AlleinerzieherInnen?
Alleinverantwortung? Was bedeuten diese Begriffe?
Die Situation allein erziehender Mütter oder Väter ist nicht
immer einfach; sie als Herausforderung zu sehen und zu versuchen das
Beste daraus zu machen scheitert manchmal an den schwierigen Rahmenbedingungen.

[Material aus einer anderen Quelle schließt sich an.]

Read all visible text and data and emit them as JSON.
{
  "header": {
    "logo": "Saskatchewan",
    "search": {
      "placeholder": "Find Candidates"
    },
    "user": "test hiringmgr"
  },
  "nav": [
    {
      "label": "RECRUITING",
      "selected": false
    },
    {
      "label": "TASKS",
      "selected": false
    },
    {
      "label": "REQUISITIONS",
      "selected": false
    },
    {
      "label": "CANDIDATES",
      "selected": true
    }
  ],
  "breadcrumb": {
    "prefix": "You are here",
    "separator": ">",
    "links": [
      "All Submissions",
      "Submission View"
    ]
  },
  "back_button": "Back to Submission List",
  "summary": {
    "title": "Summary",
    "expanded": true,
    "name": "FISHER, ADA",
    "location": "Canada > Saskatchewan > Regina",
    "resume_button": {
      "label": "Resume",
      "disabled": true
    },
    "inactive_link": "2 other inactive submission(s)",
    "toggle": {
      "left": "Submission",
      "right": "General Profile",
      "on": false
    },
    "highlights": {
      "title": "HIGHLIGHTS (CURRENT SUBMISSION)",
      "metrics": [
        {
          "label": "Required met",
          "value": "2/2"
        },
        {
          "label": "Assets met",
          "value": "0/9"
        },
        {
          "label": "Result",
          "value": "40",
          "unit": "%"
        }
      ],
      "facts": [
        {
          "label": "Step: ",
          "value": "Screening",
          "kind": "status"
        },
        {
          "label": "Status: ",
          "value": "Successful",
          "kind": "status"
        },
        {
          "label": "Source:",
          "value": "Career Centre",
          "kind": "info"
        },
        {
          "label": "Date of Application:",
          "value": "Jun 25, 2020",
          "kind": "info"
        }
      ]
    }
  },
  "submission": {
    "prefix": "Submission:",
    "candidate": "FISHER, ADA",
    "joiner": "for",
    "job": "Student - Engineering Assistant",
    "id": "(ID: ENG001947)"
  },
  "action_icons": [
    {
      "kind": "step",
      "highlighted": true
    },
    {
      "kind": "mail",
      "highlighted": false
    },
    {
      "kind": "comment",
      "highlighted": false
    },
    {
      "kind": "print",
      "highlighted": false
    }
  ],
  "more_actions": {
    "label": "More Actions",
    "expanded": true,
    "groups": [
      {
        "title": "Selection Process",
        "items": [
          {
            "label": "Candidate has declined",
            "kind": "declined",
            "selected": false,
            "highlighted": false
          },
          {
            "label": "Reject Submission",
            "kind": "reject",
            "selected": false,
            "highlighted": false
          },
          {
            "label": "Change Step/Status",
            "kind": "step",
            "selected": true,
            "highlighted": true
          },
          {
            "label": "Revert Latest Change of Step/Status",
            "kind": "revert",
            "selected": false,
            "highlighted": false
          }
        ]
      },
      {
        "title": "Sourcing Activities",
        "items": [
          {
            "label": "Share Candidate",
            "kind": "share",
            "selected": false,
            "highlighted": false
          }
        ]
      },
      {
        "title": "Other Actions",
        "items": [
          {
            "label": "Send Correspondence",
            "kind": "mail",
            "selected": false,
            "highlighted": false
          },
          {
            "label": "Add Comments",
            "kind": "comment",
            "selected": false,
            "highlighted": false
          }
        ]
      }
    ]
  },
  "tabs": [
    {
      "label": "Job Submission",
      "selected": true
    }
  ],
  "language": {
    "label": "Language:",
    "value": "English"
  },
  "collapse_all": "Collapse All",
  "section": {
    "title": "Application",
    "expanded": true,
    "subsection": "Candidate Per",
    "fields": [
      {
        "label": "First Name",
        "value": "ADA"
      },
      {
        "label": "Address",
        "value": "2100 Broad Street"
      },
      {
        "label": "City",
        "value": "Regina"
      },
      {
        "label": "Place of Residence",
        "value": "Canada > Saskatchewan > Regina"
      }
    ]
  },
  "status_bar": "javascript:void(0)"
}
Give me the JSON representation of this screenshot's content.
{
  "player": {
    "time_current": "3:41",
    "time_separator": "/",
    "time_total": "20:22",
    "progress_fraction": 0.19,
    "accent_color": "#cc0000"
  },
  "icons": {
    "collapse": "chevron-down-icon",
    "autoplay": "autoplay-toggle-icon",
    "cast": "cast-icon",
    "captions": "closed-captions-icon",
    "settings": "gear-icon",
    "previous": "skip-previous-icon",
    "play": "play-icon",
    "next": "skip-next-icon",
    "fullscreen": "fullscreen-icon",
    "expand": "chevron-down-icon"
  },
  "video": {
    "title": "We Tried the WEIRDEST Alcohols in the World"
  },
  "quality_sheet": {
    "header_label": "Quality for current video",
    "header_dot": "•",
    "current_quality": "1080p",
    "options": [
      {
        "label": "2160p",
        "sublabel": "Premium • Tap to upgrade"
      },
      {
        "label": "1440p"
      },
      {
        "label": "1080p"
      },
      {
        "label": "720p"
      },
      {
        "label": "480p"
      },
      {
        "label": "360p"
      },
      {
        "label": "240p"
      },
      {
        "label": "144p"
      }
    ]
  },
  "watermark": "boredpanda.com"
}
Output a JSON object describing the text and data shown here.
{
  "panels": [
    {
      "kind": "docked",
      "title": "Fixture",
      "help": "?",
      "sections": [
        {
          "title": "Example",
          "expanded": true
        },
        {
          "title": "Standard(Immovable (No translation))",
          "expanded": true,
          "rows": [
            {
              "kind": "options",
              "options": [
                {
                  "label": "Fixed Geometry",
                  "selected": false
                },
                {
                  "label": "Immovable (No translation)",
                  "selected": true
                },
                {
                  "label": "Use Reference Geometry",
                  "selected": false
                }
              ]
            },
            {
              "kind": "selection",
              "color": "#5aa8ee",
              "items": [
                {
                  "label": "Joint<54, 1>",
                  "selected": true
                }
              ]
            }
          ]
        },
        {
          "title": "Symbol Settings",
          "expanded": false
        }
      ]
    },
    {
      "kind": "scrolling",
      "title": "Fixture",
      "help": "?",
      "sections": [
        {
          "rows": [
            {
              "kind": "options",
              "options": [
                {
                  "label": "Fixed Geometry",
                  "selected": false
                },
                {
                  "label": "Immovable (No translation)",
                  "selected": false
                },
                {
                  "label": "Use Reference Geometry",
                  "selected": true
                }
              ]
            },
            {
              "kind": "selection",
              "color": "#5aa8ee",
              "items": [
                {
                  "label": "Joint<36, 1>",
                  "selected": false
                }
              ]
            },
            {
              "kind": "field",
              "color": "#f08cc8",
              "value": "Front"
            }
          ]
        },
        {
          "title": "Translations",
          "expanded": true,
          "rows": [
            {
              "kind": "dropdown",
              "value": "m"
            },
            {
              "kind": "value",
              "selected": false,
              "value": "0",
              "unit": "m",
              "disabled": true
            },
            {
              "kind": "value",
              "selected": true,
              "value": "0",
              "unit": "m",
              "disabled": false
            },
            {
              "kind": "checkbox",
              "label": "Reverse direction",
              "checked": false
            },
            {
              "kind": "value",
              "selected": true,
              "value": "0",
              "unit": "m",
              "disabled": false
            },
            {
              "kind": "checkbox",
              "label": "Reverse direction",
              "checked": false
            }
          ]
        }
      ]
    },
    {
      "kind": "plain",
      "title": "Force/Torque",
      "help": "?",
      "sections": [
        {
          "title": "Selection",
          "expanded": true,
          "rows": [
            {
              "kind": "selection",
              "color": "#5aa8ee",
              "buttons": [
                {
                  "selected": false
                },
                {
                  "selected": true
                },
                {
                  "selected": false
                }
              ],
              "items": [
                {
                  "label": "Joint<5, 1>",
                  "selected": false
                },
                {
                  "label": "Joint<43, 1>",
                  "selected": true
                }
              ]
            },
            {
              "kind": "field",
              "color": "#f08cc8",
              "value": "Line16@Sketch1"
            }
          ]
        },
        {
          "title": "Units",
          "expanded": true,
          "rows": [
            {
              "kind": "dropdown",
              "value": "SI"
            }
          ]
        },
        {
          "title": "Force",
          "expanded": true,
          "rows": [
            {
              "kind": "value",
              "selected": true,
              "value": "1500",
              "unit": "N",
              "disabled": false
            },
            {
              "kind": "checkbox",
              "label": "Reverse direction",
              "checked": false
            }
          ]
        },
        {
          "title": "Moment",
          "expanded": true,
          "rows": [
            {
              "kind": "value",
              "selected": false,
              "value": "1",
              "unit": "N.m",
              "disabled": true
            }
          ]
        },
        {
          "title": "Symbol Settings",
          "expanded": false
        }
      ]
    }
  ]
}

Allein erziehende Mütter und Väter müssen Kinder, Arbeit
und Haushalt managen, haben oft nicht die Möglichkeit einen Job
mit kindgerechten Arbeitszeiten zu finden, die Öffnungszeiten der
Kinderbetreuungseinrichtungen sind nicht immer mit der Arbeit vereinbar
und die finanzielle Situation ist insgesamt oft schwierig. Belastungen
also, die alle Familienmitglieder - Mutter/Vater und Kind/er besonders
fordern.
Aber es gibt nicht nur Probleme! Auf der folgenden Homepage findest
du einen interessanten Beitrag über Vorurteile und Klischees bezüglich
AlleinerzieherInnen und im Vergleich dazu die realen Fakten: http://www.alleinerziehen.at/
"Allein erziehen"
muss natürlich nicht nur durch eine Trennung, Scheidung oder
den Tod eines Elternteils "verursacht" werden, es kann auch
eine ganz bewusste Entscheidung, aber auch eine ungeplante und nicht
ganz freiwillig "gewählte" Form sein (z. B. durch ungewollte
Schwangerschaften).
Wie geht es
eigentlich den Kindern?
Trennungen sind für Kinder und Jugendliche immer schwierig und
oft wird in solchen Krisenzeiten gerade auf ihre Bedürfnisse
vergessen.
Dann kann es passieren, dass die Erfüllung der drei wesentlichen
menschlichen Grundbedürfnisse -
- das Bedürfnis
nach Geborgenheit und Sicherheit,
- das Bedürfnis
nach Zuwendung, das mit zunehmendem Alter auch das Bedürfnis
nach sozialer Akzeptanz einschließt, und
- das Bedürfnis
nach Entwicklung (der Persönlichkeit und der Fähigkeiten).
vernachlässigt
wird. Mehr dazu findest du auf http://www.alleinerziehen.at/
Wenn du über deine Rechte Bescheid wissen möchtest, schau
auf: http://www.kinderhabenrechte.at/
oder http://www.kija.at/.
In jedem Fall
ist es in schwierigen Situationen wichtig und notwendig, dass man
einander zuhört und sich und die anderen in ihren Bedürfnissen
ernst nimmt. Und es braucht vor allem Geduld, gegenseitiges Entgegenkommen
und Respekt.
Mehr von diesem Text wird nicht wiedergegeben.